Author's Blog Feb '26:
Early Days

Diamond of the Desert is a historical adventure-romance story of early colonial Western Australia. Released to coincide with WA bicentennial events, 2026-2029, The Diamond relays an accurate history of first decades of The Swan Colony and its northerly expansion in the 1850’s.

I drew a lot of material from published letters, articles and journals of the time, reflecting the actual experiences and observations of early pioneers. The Diamond threads these together to paint an engaging and educative insight into the early days of Western Australia through the experiences of three characters – James, Maggie, and Richard.

My next few blogs will relay some of those early descriptions, starting quite fittingly with Maggie’s letter to home describing her arrival at Fremantle and the sail up the Swan River, an amalgam of several letters from actual early explorers and settlers.

By way of a personal introduction to the series, I find it amazing that we are talking of events only 200 years old, a mere few generations. I look out over the bustling coastal community of Scarborough each morning as I drink my coffee, feeling blessed to live in this great land and humbled to realise that only 100 years ago the northernmost expanses of Perth were still over 10 kms away, back around Leederville. To put that in perspective, around the time my father was born there were no houses, no coastal skyrises and no morning traffic noise here in Scarborough at all!

WA has certainly grown and changed a lot in a short period of time; but one of the things that struck me as I researched was how little some things have changed. For example, I regularly kayak on our magnificent Swan River, and without fail I think of Maggie’s short description below, nearly 200 years old and yet strikingly familiar to all of us who now call Perth home:

The town of Fremantle is situated behind a little promontory of limestone, at the mouth of a large estuary called Melville Water into which the Swan and Canning Rivers flow. These rivers allow inland navigation to a considerable distance, but the opening of Melville Water into the sea is so choked with rocks that it is only passable for boats in fine weather. Our boat therefore disembarked at a jetty in a small bay to the south of the town.

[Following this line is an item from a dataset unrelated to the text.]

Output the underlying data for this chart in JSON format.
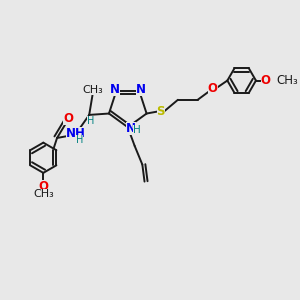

We proceeded to Perth in a passage boat which reached that place in about two hours thanks to a fine sea breeze. The sail up Melville Water was very pleasant, with a cooling breeze at our backs, the weather being hot. This estuary widens in many places into large bays. The limestone hills on its margin are covered with trees and scrub and are broken here and there into picturesque cliffs. There are several shoals one must be careful to avoid as navigation markers are yet to be installed, though in most places the water is both deep and wide.

Numerous schools of fish were sporting in the sunshine, and multitudes of jellyfish of great beauty were floating just beneath the surface of the water.